Il sursauta alors qu'en quelques pas précipités une silhouette se jetait sur lui et se serrait contre lui en baragouinant un mélange d'italien et de pleurs.
"Féliciano, calme-toi, je t'en prie…" Il essaya de le consoler d'après ce qu'il pouvait comprendre alors que l'italien mouillait sa chemise, et d'après ce qu'il pouvait deviner. "Il va très bien…non, il ne va pas mourir…"
Dix ans. Et il avait encore l'impression de servir de nourrice.
"Lovi a dit que ouiii !" sanglota le plus jeune, secouant sa tête, ses cheveux châtains désordonnés retombant sur son front. Il avait dix-neuf ans et n'aurait jamais l'air plus âgé qu'il n'était. Ce serait une chance si il ne paraissait pas encore plus jeune.
"Mais la ferme !" lança l'accusé en les rejoignant puis les dépassant, après avoir administré une tape sauvage sur la nuque du cadet qui pleura de plus belle, son regard ambré empli de rage. La nouvelle avait rapidement circulé, manifestement, et le grand frère cachait mal sa jalousie.
"C'est pas la peine de tout raconter à l'allemande ! Qu'est-ce qu'il en a à foutre ?!"
"…autrichien," répliqua Roderich d'un ton sec, légèrement rouge de colère.
« Maintenant que vous avez perdu la guerre, c'est du pareil au même. T'as rien à faire ici de toute façon, personne n'a besoin d'un germanique doublé d'un…mmmf ! » La tomate qui se retrouva soudain fourrée dans la bouche de l'italien était mille fois bénie par Roderich. La guerre n'était pas un sujet sur lequel il possédait une patience infinie.
"Gah… ! Lâche-moi, bâtard !"
"Ahh…ils sont adorables, hein?" susurra Antonio d'un air attendri, ébouriffant la tête de Lovino qui leur jeta à tous deux un regard venimeux avant de partir en traînant son frère.
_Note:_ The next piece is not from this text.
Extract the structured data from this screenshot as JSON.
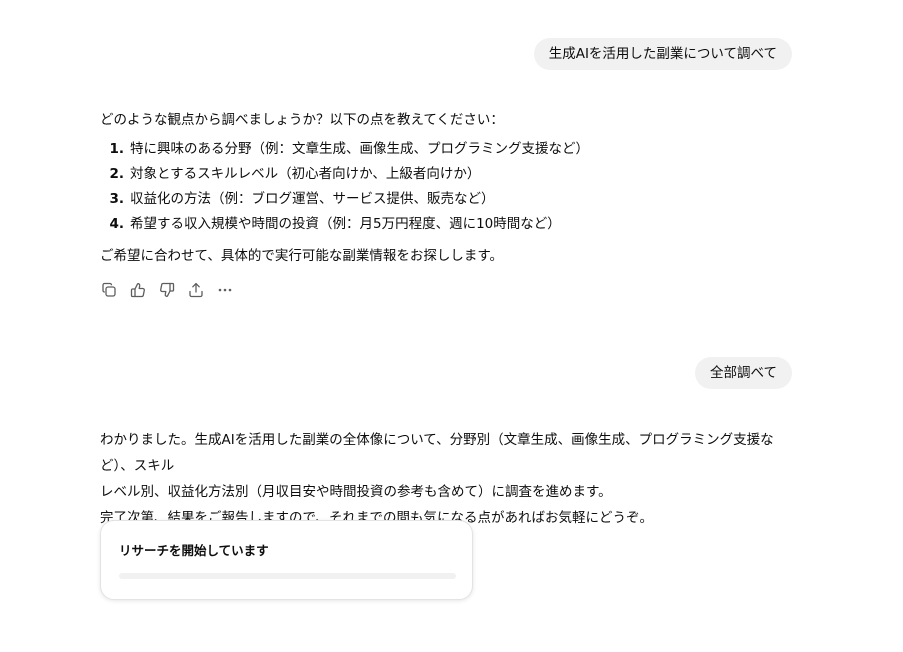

"Mh. Ils le sont un peu trop pour ce qui se prépare…" Il jeta un coup d'œil à l'espagnol qui, tout en maintenant un sourire, semblait également subir enfin les effets de la fatigue suite au choc initial. "Ca va aller… ?"
Suite au léger hochement de tête, il lui tendit calmement les papiers. « « Un de nos...amis nous a transmis quelques informations sur le Prohibition Act. C'est prévu pour octobre. On a encore un peu de répit pour nous y préparer. Commencer un réseau convenable."
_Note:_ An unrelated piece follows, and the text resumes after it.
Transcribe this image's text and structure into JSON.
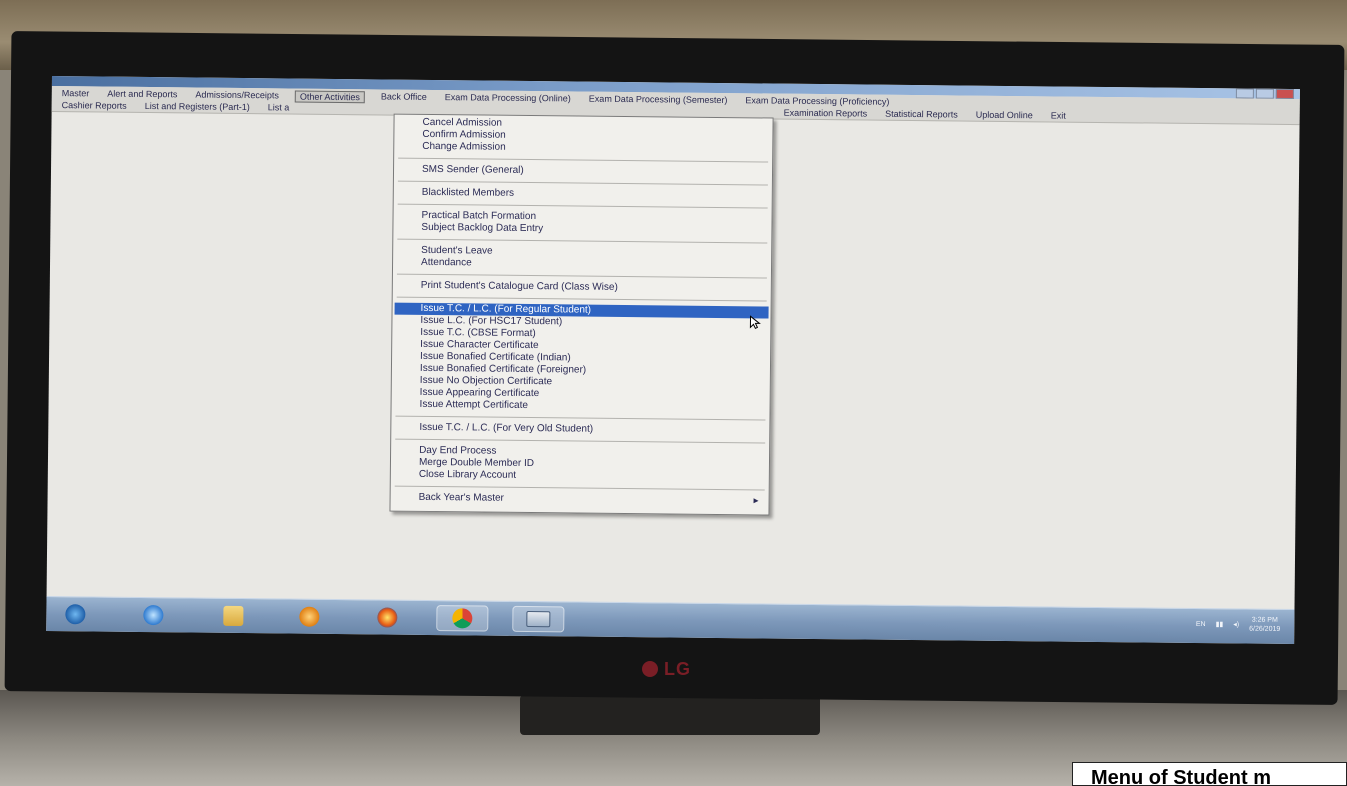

Il eut un léger sourire. Il était étrange que le mouvement prohibitionniste contre la consommation d'alcool soit engendré par la Première Guerre Mondiale et la méfiance envers les immigrés allemands qui géraient un certain nombre de bars aux Etats-Unis. Il pensait aux gangs germaniques de New York qui voudraient se jeter sur le marché du trafic illégal dès que l'interdiction était imposée. La boucle était bouclée, il semblait.
"Ouais…ouais…je lirai tout ça." L'espagnol reposa les papiers et le fixa, fronçant légèrement les sourcils. "Pendant que tu discutais, ils ont retrouvé le traître qui a dévoilé le lieu du rendez-vous aux irlandais…et où il se cache." Il haussa les épaules. "Juste un homme de main."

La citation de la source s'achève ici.